1. Field of the Invention
The present invention is generally directed toward a method for improving cornering performance in a four wheel drive vehicle by scaling the side-to-side drive torque bias in response to changes in total driveline torque.
2. Description of Related Art
In the area of electronic drive torque distribution control, it is possible to shift drive torque to various driven wheels in accordance with specific vehicle operational conditions and sensed driver needs. During cornering it is advantageous to send more drive torque to the outside wheel of a given drive axle to enhance the transient characteristics of the vehicle's turning behavior.
During situations of combined acceleration and turning it can be particularly difficult to achieve consistent line trace performance when the drive torque is increased and/or decreased either by driver demand and or variations in system functioning. In an attempt to maintain consistent line trace while the drive torque is varied, it is important to maintain a relatively constant yawing moment from the distributed drive torque.
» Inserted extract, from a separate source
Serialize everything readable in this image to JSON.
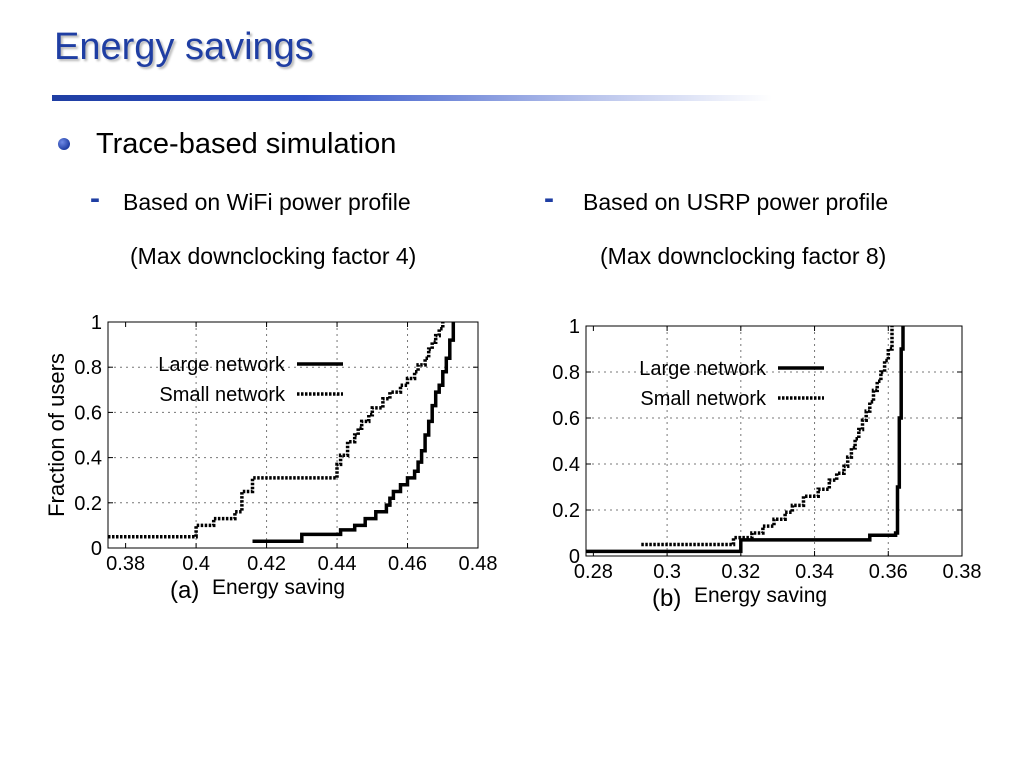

In various state of the art driveline control systems, there is a consistently varying yaw moment from the drive torque at a given trimmed lateral acceleration. As the drive torque increases and/or decreases, the amount of yawing moment changes and the overall line trace is not maintained.
Current practice is illustrated in FIG. 1. The drive torque distribution on a given axle (side-to-side distribution) is biased toward the outside wheel (as represented by different arrow sizes on the wheels) in order to provide enhanced traction and line trace capability. This side-to-side bias (or torque split) creates an “inward” turning moment on the vehicle body and helps to direct the vehicle inward in the turn as drive torque increases. As the total drive torque increases and/or decreases, and the side-to-side bias ratio does not change, the amount of inward yawing moment changes according to the delivered level of drive torque. Because of this behavior, perturbations in the line trace behavior occur. Starting from a quasi-equilibrium position at a prescribed lateral acceleration, as total drive torque is increased the inward yawing moment increases and the vehicle begins to “tighten its line”. Conversely, starting from a quasi-equilibrium position at a prescribed lateral acceleration where there is an existing high level of drive torque and drive torque is lessened, the vehicle begins to “loosen its line” as the inward turning moment is released. Both situations cause noticeable and undesirable disturbances in the driving trajectory. A method and system that avoids these situations is desired.